A Deep-Learning-Based Label-free No-Reference Image Quality Assessment Metric: Application in Sodium MRI Denoising
Shuaiyu Yuan, Tristan Whitmarsh, Dimitri A Kessler, Otso Arponen, Mary A McLean, Gabrielle Baxter, Frank Riemer, Aneurin J Kennerley, William J Brackenbury, Fiona J Gilbert, Joshua D Kaggie
TL;DR
This work tackles the lack of ground-truth references for evaluating sodium MRI denoising by introducing Model Specialization Metric (MSM), a label-free no-reference IQA method that leverages the degradation in DL model predictions when input data diverges from training distributions. MSM computes the distance between an input image and the model’s prediction, using backbones such as U-net and SwinIR, and is trained on clean images to map ground truth to itself. Across proton T$_1$w and sodium MRI datasets, MSM demonstrates competitive SRCC/PLCC performance against FR- and NR-IQA baselines and shows substantial agreement with expert judgments for denoised sodium MR images, particularly with the SwinIR backbone (average $\kappa$ ≈ 0.653). The results support MSM as a practical, ground-truth-free tool for QC of denoised sodium MRI, with implications for clinical reliability and workflow efficiency, and motivate future hybrid architectures to further improve robustness across distortions.
Abstract
New multinuclear MRI techniques, such as sodium MRI, generally suffer from low image quality due to an inherently low signal. Postprocessing methods, such as image denoising, have been developed for image enhancement. However, the assessment of these enhanced images is challenging especially considering when there is a lack of high resolution and high signal images as reference, such as in sodium MRI. No-reference Image Quality Assessment (NR-IQA) metrics are approaches to solve this problem. Existing learning-based NR-IQA metrics rely on labels derived from subjective human opinions or metrics like Signal-to-Noise Ratio (SNR), which are either time-consuming or lack accurate ground truths, resulting in unreliable assessment.
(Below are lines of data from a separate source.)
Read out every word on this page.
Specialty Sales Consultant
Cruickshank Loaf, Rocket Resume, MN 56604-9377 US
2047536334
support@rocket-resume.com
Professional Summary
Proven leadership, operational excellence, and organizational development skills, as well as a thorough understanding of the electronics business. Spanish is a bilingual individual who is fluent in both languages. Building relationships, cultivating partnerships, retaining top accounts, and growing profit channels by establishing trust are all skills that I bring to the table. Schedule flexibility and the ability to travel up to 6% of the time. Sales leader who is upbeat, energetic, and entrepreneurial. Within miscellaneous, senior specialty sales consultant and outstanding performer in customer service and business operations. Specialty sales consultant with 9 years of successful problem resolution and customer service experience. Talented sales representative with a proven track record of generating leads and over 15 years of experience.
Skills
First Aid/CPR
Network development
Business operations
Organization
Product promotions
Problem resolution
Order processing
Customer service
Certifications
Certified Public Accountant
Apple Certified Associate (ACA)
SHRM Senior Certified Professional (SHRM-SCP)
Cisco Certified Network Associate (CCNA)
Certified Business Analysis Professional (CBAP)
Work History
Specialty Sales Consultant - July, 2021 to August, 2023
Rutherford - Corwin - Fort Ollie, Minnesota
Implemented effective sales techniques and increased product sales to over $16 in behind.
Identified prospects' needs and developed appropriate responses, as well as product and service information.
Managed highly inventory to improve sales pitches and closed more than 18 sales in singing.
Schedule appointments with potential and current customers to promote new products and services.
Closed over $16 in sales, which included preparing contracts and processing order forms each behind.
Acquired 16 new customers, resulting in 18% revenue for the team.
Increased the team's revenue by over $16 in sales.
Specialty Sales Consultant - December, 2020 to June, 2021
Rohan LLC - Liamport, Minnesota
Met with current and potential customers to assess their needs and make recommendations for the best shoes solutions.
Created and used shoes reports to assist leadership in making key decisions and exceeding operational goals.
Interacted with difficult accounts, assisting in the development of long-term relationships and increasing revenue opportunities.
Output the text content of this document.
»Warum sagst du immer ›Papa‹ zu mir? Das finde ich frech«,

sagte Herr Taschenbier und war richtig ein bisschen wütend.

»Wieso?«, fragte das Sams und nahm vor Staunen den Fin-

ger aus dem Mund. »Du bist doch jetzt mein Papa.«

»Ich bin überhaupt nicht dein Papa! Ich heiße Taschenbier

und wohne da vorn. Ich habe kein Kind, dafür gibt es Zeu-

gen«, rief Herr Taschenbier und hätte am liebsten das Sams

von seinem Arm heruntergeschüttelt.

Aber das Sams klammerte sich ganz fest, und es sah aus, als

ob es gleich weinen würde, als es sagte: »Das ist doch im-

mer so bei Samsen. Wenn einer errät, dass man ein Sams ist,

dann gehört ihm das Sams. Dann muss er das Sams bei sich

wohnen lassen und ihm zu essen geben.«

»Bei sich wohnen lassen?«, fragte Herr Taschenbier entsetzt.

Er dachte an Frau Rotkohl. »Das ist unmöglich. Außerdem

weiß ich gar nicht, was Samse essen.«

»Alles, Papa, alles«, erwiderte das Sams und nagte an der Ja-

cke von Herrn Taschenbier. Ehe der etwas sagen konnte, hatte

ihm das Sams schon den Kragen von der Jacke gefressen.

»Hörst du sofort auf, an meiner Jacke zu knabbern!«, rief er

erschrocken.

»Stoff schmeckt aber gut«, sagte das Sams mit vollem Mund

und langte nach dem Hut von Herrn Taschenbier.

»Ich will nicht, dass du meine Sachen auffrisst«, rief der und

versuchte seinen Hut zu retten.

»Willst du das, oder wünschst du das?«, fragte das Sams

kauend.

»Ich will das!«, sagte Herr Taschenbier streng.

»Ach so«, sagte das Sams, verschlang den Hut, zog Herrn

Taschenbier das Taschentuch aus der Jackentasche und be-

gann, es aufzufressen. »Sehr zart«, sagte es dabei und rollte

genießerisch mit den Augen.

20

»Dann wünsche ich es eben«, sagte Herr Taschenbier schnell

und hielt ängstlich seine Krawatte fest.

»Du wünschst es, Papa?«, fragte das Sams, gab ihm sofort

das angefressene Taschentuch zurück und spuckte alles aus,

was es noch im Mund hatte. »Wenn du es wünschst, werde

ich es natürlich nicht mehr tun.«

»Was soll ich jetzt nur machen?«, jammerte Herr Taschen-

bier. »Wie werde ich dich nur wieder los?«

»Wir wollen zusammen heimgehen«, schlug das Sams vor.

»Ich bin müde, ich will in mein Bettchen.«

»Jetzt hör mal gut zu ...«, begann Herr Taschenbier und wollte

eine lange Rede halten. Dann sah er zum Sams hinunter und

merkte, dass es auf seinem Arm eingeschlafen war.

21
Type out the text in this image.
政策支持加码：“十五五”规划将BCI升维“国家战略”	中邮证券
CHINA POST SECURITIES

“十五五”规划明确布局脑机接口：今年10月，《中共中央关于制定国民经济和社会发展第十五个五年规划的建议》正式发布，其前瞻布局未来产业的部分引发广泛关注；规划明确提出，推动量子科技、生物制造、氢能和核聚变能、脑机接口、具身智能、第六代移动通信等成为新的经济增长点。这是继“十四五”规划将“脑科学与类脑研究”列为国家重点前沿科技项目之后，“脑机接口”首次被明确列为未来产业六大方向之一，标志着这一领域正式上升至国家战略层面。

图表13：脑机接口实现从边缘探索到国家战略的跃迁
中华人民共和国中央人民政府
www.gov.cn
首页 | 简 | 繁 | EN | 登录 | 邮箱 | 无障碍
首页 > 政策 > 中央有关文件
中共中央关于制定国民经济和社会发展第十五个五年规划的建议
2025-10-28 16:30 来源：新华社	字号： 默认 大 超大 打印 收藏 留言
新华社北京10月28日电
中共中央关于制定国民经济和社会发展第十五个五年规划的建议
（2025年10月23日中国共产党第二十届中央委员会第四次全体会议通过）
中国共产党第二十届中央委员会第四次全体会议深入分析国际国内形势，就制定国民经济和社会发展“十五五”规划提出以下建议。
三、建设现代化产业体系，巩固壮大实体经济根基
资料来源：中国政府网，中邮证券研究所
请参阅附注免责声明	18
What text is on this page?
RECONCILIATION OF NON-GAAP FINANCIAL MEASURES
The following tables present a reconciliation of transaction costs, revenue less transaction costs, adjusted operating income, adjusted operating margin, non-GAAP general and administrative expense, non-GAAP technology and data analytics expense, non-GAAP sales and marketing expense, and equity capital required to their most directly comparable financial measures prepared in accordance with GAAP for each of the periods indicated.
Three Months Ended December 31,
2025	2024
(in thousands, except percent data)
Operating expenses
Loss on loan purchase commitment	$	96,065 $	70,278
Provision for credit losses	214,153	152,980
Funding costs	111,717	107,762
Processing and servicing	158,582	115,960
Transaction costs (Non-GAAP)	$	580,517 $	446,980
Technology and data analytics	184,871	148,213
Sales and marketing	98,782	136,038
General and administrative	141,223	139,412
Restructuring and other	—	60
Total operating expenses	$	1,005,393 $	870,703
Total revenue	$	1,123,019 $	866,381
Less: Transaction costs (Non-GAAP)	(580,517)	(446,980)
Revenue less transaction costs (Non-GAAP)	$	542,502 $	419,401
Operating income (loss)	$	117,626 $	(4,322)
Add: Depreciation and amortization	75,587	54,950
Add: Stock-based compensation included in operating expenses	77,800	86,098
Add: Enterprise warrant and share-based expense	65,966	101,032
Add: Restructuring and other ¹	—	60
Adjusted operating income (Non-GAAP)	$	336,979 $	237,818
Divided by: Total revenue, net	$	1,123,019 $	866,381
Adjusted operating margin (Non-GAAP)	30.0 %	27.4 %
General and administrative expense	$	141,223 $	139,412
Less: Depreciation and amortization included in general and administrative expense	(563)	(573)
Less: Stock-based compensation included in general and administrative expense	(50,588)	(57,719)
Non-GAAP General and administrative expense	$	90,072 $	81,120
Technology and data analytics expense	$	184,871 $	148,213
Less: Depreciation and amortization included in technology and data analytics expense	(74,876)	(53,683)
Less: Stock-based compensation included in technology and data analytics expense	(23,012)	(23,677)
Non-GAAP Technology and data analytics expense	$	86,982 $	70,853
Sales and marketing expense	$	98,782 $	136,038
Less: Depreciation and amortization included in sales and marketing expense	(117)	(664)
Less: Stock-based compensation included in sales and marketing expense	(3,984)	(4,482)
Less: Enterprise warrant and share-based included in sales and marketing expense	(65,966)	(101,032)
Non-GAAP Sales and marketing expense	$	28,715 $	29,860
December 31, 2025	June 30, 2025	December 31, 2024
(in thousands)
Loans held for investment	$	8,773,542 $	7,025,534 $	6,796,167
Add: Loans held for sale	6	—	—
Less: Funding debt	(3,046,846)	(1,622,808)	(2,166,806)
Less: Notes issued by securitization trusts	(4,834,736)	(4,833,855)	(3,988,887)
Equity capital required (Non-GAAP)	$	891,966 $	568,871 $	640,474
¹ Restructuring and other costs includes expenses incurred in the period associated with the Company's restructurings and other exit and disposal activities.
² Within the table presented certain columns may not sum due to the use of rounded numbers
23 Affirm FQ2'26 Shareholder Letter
We note that deep learning (DL) models have a unique characteristic in that they are specialized to a characteristic training set, meaning that deviations between the input testing data from the training data will reduce prediction accuracy. Therefore, we propose a novel DL-based NR-IQA metric, the Model Specialization Metric (MSM), which does not depend on ground-truth images or labels. MSM measures the difference between the input image and the model's prediction for evaluating the quality of the input image. Experiments conducted on both simulated distorted proton T1-weighted MR images and denoised sodium MR images demonstrate that MSM exhibits a superior evaluation performance on various simulated noises and distortions. MSM also has a substantial agreement with the expert evaluations, achieving an averaged Cohen's Kappa coefficient of 0.6528, outperforming the existing NR-IQA metrics.